Везде вдоль реки торчали крышами лавочки, по той стороне реки тянулась пустая и ровная, желтой увядающей травой покрытая земля.
– Странное чувство, – сказал художник, – когда нет войны и нечего восстанавливать, ты постепенно хиреешь и высыхаешь, пропадают мысли и желания, исчезают чувства, не хочется ничего, ты становишься как живой скелет, нет сил подняться с постели и выйти из дома. И лишь когда война уничтожает очередной шедевр, ты вновь мгновенно возрождаешься и можешь что-то чувствовать и вновь можешь держать кисть. Что это значит? Что лучше? Не знаю.
По старой мощеной дорожке с выбитыми камнями мы шли медленно вдоль реки.
– Когда вы восстанавливаете картины, вы вносите что-то новое, от себя?
– Без этого трудно обойтись, ведь поневоле она становится и твоей картиной. Иногда она наводит на мысли, и тут же, после восстановления старой картины, пишешь свою, идея которой навеяна старой, иногда совсем на нее не похожую. Но что делать с такими картинами? Обычно они остаются у тебя дома.
– Вы показываете их друг другу?
– Редко. И хотелось бы, и больно показывать. Показывать ее другому художнику все равно, что не показывать никому. Если б у нас была аудитория, зрители, мы соревновались бы друг с другом и, может быть, похвалялись бы своими картинами друг перед другом. Но аудитории, зрителей нет. А раз так, зачем похваляться?
Он печально усмехнулся.
– Иногда мы устраиваем большие выставки. Вывешиваем все картины в большой картинной галерее.
– Но никто же не посещает ее?
– Никто не посещает. Но картины все равно висят. Потом снимаем и раскладываем по местам.
– Вы беседуете об искусстве?
– Редко. Трудно беседовать о том, чего нет, что исчезло.
Он помолчал несколько мгновений.
– Как-то мне приснился сон, что на Земле исчезло все живое. Разом погибло, исчезло все человечество. Остались только картинные галереи и музеи. Такой сон снился многим. Кто-то верит, что когда такое случится, мы вернемся на Землю.
– Зачем?
– Не знаю. Но отчего-то я хотел бы пройтись по Прадо или Лувру – один, один на всем белом свете. Может быть, для того, чтобы попрощаться.
Навстречу нам шел старый, сгорбленный, с горлом, обмотаным клетчатым шарфом, человек. Поравнявшись, они поздоровались.
– Здравствуй, Джек.
– Здравствуй, Фабио.
– Что это у тебя?
Подмышкой человек с шарфом нес большой, в стеклянном футляре лист литографии.

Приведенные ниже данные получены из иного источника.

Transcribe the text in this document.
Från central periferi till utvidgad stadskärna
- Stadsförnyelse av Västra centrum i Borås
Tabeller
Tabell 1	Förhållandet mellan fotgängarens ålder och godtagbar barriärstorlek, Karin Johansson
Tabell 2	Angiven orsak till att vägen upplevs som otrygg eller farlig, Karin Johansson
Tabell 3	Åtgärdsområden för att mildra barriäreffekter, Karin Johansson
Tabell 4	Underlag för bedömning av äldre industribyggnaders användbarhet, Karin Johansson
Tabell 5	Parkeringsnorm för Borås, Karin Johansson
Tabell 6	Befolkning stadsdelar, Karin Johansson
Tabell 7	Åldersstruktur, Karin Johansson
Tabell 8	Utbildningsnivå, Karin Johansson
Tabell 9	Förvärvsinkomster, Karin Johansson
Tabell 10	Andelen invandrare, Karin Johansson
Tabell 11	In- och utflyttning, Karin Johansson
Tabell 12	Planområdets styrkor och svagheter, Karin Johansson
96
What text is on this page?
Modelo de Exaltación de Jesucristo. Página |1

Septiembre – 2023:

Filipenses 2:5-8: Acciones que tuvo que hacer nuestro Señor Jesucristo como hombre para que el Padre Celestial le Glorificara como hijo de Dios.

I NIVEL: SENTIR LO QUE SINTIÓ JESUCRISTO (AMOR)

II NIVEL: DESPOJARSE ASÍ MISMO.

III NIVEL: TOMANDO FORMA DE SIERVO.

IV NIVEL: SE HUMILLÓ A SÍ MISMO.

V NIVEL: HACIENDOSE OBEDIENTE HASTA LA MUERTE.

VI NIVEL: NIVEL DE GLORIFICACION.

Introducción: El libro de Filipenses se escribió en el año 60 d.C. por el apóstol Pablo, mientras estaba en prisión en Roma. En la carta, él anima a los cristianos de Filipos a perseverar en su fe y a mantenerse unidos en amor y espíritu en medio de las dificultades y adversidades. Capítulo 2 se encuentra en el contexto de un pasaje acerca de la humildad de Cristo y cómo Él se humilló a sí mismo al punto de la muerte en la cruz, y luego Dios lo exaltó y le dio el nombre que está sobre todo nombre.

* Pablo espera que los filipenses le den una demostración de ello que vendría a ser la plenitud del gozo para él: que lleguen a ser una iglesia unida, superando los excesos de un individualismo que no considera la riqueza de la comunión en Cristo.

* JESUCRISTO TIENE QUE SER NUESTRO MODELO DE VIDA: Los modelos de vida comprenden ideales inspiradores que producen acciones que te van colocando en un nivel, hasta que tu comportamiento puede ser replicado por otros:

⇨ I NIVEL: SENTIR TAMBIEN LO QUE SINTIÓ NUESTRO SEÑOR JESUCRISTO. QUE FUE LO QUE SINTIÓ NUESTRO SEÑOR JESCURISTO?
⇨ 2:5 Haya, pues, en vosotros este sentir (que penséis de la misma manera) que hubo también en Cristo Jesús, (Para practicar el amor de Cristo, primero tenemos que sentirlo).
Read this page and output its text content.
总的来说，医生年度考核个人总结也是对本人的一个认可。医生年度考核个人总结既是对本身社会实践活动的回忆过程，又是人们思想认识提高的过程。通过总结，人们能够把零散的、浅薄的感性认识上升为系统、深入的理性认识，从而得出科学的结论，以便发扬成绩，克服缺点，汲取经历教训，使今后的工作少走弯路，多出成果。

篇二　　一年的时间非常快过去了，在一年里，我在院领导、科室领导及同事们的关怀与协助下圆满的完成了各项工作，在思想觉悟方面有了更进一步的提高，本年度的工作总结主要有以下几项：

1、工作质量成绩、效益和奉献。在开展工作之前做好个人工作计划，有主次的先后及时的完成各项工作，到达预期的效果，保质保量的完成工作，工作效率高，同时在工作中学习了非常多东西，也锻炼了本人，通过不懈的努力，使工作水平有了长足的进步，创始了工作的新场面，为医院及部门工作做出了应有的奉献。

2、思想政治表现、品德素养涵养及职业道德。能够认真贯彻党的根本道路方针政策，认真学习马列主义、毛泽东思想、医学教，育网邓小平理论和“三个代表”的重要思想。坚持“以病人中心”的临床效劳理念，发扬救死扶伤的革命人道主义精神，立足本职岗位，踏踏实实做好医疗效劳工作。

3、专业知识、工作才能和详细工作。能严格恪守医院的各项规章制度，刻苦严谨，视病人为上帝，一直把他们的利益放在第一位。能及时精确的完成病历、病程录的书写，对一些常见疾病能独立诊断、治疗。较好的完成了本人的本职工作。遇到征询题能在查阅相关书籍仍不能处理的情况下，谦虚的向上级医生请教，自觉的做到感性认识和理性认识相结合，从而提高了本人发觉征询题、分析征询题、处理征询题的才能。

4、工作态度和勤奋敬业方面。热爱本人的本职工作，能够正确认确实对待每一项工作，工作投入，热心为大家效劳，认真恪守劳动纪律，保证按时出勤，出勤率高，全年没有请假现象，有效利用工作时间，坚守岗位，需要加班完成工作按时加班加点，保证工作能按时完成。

Человек, приподняв, чуть показал лист.
– «Мадонна со святыми» Пинтуриккио. Разбомблена в Кельне.
– Когда начинаешь?
– Сегодня.
– Удачи.
Раскланявшись, они разошлись.
– Иногда я думаю, – сказал человек, – кто обрек меня на такую судьбу и, главное, зачем? Зачем это все – чтобы погибшие на Земле картины воссоздавались снова здесь и хранились вечно, в этом навеки мертвом городке, так, что их никогда и никто не увидит? Чем дальше, тем чаще я думал об этом. И постепенно я пришел к выводу – это был никто, и это было ни зачем. Ни зачем и никто. Как на Земле. И, откровенно говоря, когда я понял это, мне, вроде бы, даже стало немножко легче. Теперь я просто просыпаюсь утром, встаю и иду перерисовывать картины.
– Пойдемте обратно к вокзалу, – сказал я. – Меня попросили не задерживаться здесь.
– Пойдемте, – сказал художник. – Я поведу вас немного другим путем – вы увидите Хранилище и картинную галерею.
По таким же усеянным палыми листьями мощеным улицам мы прошли вдоль темных и увядших средневековых зданий все те же полгорода. Хранилище представляло собой большую круглую башню без окон с высокой островерхой крышей, галерея – обычное ренессансное здание с колоннами. Вдали показались домик и бронзовый навес вокзальчика.